Lighting and controls put WELL concepts to work (MAGAZINE)

May 29, 2018
Lutron's Eric Lind sheds light on the ways in which lighting designers and specifiers can leverage solid-state lighting and controls to achieve WELL Building objectives.

A growing list of studies is beginning to support what neuroscientists and psychologists have theorized for decades — sustainable, green-building design can have a positive effect on productivity, health, and cognitive function. Thermal conditions and lighting are often specifically identified as essential aspects of creating a more desirable, employee-centric workplace environment.

ERIC LIND

It’s not surprising, then, that specifying an appropriate lighting and control solution can make significant contributions to achieving certification within the WELL Building rating system from the International WELL Building Institute. The WELL rating system was established to “advance buildings that help people work, live, perform, and feel their best” (https://www.wellcertified.com). It reflects performance-based measures of the impact of the built environment on human health and provides a model for design and construction that integrates wellness features into the built environment.

There are seven concept areas that make up the structure of WELL certification. Light is one — the others being air, water, nourishment, fitness, comfort, and mind. Within each feature are basic preconditions that must be met to achieve WELL compliance (silver certification), and additional optimization features that help achieve higher levels of WELL certification (gold and platinum).

Specifying an appropriate lighting and control solution, especially one that expands beyond electric light to include automated, motorized shading control, can help your projects achieve 11% of the certification requirements required for both tenant improvement projects and new construction — meeting 4 of the possible 41 preconditions, and 7 of the possible 59 optimizations.

What should you keep in mind when you’re thinking about specifying control solutions that support the WELL Light concept? Focus on the four preconditions: visual lighting design, circadian lighting design, electrical light glare control, and solar glare control.

Visual lighting design defines required average light levels of 215 lx (20 fc) on the horizontal plane and requires the appropriate brightness and contrast ratios on different surfaces within spaces to avoid dark spots or excessively bright spots in a room. Tunable lighting (by setting maximum lighting output to the appropriate illuminance level) helps designers meet the contrast ratios. Independently controlled zones of light no larger than 500 ft2 are also required. Digitally addressable ballasts and drivers can accommodate these zoning requirements without the need for complex wiring and make post-installation adjustments easier.

Circadian lighting design that mimics natural daylight is generating a great deal of attention for its ability to improve employee engagement, a recognition that circadian lighting may help improve or at least not disrupt sleep cycles, and its overall influence on a variety of physiological conditions.
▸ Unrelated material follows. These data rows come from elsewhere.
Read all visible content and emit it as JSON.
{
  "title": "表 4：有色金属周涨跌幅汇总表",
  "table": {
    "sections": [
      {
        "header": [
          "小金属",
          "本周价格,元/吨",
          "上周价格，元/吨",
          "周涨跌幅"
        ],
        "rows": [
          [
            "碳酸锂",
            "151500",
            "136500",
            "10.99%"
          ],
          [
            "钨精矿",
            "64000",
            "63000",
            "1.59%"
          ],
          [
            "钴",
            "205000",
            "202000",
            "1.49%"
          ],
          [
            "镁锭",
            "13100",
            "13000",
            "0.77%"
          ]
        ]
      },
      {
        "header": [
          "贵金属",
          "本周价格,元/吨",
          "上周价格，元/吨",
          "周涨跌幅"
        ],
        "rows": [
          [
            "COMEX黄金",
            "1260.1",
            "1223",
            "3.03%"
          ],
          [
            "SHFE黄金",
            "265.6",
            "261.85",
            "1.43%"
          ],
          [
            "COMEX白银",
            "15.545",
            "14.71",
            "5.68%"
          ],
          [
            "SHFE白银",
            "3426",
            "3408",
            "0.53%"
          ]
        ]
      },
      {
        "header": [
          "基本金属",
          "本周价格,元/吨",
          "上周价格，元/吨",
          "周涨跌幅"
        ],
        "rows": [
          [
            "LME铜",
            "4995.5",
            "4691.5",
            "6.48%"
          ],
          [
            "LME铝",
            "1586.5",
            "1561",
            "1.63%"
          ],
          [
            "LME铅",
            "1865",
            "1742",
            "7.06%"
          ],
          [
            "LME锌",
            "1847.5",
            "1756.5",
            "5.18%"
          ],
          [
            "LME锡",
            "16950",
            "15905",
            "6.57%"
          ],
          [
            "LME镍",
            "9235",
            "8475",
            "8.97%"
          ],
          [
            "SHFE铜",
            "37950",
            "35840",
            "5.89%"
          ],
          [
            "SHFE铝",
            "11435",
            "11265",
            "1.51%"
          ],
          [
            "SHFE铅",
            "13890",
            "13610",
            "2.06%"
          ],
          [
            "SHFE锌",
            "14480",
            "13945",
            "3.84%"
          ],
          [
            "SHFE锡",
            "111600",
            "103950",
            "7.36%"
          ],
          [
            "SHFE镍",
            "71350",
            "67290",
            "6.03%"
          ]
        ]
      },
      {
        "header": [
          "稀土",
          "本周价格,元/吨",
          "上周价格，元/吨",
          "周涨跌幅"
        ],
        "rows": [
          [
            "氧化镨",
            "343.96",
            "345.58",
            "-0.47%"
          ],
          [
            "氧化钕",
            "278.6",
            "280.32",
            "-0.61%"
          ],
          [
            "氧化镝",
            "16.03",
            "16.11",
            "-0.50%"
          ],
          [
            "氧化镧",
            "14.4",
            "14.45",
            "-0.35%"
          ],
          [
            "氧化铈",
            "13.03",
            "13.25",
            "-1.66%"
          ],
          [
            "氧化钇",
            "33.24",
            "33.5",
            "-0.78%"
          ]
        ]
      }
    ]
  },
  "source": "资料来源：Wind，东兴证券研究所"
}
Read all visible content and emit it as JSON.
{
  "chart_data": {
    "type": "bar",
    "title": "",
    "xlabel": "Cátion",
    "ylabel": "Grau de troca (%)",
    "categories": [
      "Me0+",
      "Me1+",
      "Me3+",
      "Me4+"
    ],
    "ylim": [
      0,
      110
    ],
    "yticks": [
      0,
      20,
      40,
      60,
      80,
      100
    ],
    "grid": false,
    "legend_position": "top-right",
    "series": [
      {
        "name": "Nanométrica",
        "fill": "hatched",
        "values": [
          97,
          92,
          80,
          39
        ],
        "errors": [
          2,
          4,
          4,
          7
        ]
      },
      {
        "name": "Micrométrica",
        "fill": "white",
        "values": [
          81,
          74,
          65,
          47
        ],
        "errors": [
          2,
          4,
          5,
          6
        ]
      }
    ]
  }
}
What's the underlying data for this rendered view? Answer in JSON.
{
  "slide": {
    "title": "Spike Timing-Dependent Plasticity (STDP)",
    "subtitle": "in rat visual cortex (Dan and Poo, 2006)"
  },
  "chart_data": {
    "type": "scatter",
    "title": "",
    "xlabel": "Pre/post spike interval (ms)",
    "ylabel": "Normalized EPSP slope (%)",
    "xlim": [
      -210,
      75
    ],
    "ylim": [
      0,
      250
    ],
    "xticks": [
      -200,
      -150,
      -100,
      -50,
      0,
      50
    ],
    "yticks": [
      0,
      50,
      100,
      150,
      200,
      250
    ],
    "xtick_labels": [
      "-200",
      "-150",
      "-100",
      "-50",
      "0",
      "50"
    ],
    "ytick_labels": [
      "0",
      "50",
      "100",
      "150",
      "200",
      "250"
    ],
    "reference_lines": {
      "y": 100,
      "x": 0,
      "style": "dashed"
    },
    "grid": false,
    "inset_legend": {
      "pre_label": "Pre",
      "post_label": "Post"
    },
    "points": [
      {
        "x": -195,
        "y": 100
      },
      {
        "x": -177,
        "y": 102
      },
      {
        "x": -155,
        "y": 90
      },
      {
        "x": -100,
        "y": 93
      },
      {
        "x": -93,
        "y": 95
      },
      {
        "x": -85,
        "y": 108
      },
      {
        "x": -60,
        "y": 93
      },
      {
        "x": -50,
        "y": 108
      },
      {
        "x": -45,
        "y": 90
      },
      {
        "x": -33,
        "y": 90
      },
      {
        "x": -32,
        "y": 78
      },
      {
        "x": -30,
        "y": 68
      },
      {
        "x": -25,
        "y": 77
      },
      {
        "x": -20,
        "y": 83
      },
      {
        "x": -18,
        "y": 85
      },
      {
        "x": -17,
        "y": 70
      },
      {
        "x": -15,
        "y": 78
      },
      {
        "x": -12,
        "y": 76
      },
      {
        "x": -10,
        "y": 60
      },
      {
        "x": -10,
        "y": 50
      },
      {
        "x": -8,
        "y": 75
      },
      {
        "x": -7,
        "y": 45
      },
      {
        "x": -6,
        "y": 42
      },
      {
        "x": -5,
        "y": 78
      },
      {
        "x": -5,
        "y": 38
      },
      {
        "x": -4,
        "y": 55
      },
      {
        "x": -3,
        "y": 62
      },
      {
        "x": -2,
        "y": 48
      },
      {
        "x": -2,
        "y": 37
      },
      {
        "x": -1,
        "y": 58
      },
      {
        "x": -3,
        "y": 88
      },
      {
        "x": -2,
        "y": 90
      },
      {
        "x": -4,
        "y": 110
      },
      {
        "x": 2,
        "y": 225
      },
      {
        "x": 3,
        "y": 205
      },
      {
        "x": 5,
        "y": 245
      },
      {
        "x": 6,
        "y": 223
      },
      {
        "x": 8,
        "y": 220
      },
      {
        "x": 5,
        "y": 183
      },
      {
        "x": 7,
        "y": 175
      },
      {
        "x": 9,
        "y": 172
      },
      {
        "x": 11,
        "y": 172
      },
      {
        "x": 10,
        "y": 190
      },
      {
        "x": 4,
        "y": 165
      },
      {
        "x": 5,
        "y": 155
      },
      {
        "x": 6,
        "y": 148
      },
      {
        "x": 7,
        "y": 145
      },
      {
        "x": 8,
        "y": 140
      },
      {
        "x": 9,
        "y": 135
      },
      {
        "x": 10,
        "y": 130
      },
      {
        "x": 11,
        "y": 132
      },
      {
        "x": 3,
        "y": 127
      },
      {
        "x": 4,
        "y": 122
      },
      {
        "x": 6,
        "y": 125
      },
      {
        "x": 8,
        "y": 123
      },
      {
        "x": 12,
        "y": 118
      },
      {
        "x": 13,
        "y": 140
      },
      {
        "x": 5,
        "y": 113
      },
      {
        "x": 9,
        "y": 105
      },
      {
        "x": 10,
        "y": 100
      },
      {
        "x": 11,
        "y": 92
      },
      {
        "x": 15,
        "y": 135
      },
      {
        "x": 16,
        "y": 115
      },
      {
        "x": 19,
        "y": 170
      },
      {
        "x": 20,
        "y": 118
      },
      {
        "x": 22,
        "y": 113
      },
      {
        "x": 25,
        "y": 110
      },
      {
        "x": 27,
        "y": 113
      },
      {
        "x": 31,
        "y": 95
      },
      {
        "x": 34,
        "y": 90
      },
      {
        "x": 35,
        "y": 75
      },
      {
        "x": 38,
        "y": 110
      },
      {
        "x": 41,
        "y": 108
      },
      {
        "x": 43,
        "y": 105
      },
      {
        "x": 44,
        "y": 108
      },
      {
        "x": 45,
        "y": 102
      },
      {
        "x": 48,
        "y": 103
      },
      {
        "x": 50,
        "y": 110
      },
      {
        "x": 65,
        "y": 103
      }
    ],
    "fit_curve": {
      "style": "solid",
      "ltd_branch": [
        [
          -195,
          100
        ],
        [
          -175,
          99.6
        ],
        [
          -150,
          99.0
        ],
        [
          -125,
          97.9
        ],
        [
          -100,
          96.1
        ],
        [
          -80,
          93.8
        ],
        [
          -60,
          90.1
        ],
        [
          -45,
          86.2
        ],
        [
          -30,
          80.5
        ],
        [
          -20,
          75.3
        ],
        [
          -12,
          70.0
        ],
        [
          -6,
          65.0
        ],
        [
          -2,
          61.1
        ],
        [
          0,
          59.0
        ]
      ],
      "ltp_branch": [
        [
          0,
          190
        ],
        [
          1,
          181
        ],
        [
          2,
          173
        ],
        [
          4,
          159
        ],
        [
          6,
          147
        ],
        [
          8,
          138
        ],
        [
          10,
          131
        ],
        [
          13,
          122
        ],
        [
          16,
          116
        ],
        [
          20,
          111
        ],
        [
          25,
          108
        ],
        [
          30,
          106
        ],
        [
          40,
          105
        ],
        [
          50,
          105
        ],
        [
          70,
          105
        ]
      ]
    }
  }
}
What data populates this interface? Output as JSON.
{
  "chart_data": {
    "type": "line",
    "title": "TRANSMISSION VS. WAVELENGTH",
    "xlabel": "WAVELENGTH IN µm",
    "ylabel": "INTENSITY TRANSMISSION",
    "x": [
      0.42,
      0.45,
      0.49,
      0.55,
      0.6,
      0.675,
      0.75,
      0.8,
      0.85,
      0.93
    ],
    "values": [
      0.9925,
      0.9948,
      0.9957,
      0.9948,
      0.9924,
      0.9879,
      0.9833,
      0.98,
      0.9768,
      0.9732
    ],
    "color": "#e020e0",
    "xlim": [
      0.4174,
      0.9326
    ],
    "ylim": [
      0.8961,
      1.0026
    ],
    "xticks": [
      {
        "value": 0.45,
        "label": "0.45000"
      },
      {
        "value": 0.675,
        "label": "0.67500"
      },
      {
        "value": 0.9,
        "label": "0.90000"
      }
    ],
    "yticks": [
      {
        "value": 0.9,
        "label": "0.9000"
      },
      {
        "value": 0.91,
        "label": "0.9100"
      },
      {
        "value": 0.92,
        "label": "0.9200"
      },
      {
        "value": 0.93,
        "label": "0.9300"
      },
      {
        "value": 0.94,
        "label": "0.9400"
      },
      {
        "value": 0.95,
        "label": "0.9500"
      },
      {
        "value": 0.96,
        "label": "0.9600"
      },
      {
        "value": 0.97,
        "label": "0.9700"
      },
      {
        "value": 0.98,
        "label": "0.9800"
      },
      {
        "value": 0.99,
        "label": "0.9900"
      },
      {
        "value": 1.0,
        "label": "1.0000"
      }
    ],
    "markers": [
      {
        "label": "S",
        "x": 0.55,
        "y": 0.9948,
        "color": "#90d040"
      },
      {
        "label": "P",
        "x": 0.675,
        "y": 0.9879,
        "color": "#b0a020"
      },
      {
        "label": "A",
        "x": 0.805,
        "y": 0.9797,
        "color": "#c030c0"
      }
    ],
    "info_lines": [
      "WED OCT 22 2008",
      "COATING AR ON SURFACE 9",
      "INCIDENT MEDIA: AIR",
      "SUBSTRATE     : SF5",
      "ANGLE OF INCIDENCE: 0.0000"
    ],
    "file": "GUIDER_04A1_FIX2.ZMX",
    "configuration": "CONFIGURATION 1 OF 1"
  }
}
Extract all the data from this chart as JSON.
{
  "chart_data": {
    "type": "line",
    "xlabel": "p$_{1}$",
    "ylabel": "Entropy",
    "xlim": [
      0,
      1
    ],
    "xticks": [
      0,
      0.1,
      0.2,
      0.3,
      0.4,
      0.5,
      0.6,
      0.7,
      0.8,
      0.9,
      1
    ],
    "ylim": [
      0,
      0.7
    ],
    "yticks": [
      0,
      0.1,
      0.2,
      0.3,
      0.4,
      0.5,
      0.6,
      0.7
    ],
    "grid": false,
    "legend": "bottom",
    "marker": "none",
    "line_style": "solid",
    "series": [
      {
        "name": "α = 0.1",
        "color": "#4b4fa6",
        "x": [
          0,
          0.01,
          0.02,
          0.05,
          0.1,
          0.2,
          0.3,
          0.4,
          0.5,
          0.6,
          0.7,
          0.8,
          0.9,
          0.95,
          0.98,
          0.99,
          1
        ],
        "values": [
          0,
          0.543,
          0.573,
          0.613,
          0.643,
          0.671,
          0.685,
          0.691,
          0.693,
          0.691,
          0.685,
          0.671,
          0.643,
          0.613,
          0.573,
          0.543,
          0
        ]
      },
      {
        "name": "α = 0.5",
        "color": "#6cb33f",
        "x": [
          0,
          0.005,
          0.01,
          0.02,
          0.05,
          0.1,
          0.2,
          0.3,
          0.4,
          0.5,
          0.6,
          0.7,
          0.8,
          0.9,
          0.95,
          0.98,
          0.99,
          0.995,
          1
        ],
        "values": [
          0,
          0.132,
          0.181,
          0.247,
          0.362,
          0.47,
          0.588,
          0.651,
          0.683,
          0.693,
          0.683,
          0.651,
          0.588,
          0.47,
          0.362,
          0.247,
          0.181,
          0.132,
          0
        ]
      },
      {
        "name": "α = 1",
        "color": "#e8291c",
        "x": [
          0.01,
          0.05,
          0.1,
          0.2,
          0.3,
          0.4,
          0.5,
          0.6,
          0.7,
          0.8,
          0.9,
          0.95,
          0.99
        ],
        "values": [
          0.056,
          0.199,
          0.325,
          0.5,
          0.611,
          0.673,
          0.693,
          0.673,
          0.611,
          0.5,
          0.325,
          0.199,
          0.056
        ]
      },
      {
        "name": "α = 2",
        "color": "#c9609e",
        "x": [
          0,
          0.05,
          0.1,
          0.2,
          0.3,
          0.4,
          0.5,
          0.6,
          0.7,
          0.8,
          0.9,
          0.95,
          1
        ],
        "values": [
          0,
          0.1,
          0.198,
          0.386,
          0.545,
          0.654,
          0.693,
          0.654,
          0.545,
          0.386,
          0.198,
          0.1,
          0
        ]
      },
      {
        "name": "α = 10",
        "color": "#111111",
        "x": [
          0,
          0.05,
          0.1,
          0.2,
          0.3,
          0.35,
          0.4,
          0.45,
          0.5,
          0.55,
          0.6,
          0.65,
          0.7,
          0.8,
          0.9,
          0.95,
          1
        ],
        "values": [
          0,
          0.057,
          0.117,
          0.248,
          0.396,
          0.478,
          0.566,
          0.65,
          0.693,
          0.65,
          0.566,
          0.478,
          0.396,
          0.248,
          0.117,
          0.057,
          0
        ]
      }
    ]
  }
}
Lighting must meet appropriate melanopic light intensity in work areas by complying with at least one of these two conditions:

• 200 equivalent melanopic lux (EML) is present at 75% or more of workstations, at 4 ft above the finished floor, between the hours of 9:00 AM and 1:00 PM for every day of the year.

• For all workstations, electric light provides maintained illuminance on the vertical plane facing forward (to simulate the view of the occupant) of 150 EML or greater.

An automated, motorized shading solution is the best method for achieving the solar glare control feature, which cannot be met with the implementation of static glare inhibitors. And, the fourth precondition, daylight modeling, is also most effectively met with the use of automated shades and daylight-responsive lighting control.

The ASID Headquarters in Washington, DC was the world’s first space to achieve both WELL Platinum certification and LEED Platinum certification. Not only are all these strategies employed throughout the space, the lighting design by Benya Burnett Consultancy effectively supports the complementary but distinct requirements of both WELL and LEED certifications — an important model for truly sustainable design. The result is a lighting design for all seasons, all conditions, and everyone in the space. This is a model we can emulate as we look to understand how lighting and lighting control can best serve the people in a space.

As we strive to manufacture and specify products that are good for society, the environment, and the economy, the WELL Building standard, along with other evolving green building standards, will continue to help guide product research and development and redefine how we think about value in our buildings.